Ketchikan is tentatively assigned by me to seismic zone 2. This is a zone in which magnitudes of the largest expectable earthquake would range from 4.5 to 6.0 and where moderate damage could be expected. Large earthquakes of magnitude 8 or greater, however, can be expected to occur from time to time along the Queen Charlotte Islands fault. Ground motion from these earthquakes, although attenuated with distance, may still be sufficiently strong at Ketchikan to cause substantial damage.

Possible future earthquake effects include: (1) land-level changes caused by local faulting or by large-scale regional deformation, (2) ground shaking, (3) compaction, (4) liquefaction, (5) subaerial and submarine sliding, (6) water-sediment ejection and ground fracturing, (7) reaction of sensitive and quick clays, and (8) effects of tsunamis, seiches, and other abnormal water waves. Although land-level changes due to local faulting are unlikely, large-scale regional deformation may cause uplift or subsidence in Ketchikan. Adverse effects would be confined mainly to the waterfront area. This area also would be most heavily damaged if Ketchikan were strongly shaken by an earthquake. Nonengineered, loose, manmade fills and fan-delta deposits in this area probably would be subject to the strongest shaking. These deposits probably also are most subject to compaction, liquefaction, sliding, and water-sediment ejection. Earthquake effects expectably would be considerably fewer and less severe for the part of Ketchikan upslope from the harbor area because bedrock is at or near the surface in large parts of the area. No sensitive clays have been identified but, if present, they probably are confined to the till and other diamicton deposits in the northeastern part of the mapped area. Tsunami waves are not expected to have a local generation source. Those arriving from a distant source, although potentially highly destructive, probably would be greatly attenuated before arriving at Ketchikan. Seiche waves may develop on lakes near the mapped area and possibly cause failure of earth-fill dams. Destructive waves generated by earthquake-induced local submarine sliding appear to be unlikely in the Ketchikan area.

Geologic hazards in the area that are not caused by earthquakes are believed to be relatively minor. They include: (1) landsliding and subaqueous sliding, and (2) flooding.

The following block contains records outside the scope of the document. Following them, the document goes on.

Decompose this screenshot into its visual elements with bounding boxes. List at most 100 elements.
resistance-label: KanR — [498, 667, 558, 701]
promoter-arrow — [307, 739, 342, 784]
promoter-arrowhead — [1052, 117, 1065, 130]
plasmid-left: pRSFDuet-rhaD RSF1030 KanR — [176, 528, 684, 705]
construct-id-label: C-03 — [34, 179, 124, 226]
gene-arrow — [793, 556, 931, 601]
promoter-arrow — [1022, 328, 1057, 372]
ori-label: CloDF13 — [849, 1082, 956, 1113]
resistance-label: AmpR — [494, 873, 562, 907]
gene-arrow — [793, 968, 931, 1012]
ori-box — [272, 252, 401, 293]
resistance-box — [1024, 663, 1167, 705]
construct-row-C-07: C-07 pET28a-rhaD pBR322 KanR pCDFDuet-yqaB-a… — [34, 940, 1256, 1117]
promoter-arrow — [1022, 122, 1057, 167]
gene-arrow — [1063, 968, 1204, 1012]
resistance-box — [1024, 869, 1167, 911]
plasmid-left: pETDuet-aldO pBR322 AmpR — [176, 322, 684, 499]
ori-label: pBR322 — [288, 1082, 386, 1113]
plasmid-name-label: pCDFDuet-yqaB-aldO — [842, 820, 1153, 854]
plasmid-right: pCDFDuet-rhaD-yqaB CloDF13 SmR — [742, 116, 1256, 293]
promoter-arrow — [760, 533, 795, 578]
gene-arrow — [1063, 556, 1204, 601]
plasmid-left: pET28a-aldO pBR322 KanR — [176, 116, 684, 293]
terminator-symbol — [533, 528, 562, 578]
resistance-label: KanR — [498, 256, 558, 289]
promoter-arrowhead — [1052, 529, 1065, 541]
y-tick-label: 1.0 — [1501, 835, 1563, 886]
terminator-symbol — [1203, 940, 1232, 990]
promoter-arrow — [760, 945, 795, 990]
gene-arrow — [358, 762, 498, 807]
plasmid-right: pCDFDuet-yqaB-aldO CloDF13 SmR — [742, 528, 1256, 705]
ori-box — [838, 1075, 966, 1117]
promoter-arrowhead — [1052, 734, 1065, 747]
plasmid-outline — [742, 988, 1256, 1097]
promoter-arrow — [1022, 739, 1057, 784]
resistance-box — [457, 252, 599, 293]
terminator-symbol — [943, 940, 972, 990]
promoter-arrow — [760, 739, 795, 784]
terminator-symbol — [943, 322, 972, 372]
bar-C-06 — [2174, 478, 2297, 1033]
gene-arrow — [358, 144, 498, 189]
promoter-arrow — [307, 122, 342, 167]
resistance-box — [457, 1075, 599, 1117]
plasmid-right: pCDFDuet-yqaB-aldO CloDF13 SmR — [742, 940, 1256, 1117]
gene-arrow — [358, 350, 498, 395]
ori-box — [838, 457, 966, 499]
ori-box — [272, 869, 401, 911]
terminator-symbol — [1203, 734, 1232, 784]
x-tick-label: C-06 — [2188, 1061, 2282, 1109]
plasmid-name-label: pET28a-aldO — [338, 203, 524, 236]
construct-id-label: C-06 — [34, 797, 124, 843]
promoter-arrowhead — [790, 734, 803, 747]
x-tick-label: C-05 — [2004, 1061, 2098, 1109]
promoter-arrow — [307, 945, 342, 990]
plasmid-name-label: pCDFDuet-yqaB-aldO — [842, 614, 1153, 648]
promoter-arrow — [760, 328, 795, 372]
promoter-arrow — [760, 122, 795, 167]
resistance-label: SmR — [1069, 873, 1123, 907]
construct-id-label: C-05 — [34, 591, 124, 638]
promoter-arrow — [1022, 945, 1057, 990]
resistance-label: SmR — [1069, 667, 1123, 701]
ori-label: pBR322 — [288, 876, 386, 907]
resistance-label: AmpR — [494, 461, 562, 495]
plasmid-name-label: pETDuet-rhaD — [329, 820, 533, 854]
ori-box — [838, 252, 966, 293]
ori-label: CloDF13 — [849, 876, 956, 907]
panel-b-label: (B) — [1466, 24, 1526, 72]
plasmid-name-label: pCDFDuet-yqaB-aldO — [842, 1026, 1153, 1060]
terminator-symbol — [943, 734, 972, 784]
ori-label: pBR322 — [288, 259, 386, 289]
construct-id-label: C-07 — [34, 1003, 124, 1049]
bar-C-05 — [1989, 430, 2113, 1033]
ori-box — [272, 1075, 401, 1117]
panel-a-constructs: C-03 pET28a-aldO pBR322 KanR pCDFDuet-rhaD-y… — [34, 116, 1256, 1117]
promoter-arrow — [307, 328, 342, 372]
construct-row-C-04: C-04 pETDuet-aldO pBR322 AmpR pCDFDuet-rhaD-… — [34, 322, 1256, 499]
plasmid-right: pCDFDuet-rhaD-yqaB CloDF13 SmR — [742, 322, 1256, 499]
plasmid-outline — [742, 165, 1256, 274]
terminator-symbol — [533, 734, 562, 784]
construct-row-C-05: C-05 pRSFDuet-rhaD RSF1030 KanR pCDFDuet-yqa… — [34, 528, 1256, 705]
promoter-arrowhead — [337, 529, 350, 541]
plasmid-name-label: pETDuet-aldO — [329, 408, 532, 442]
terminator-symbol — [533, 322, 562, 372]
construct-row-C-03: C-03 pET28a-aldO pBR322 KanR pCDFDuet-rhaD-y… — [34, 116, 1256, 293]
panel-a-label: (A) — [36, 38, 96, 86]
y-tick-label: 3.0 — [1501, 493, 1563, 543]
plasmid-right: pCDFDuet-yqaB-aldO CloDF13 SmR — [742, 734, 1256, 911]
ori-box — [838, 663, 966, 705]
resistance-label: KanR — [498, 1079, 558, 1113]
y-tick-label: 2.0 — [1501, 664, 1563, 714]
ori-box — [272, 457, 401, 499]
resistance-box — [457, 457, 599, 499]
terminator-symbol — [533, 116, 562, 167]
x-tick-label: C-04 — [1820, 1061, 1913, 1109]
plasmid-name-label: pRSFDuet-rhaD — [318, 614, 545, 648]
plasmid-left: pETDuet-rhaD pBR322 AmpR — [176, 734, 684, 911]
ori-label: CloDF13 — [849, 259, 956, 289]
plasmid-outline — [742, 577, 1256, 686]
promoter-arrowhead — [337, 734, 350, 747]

Only minor landsliding has occurred in the mapped area, but the potential for sliding may increase as the city expands and heavily timbered areas are cleared, with attendant accelerated erosion and mass wasting. The greatest potential for subaqueous sliding is along the shoreline, where fairly thick fan-delta deposits rest on a sloping bedrock surface. Periodic flooding has occurred on some creeks in the mapped area and can be expected to occur from time to time in the future.

In order that more accurate evaluations of geologic hazards can be made in the future, several recommendations are made for additional studies.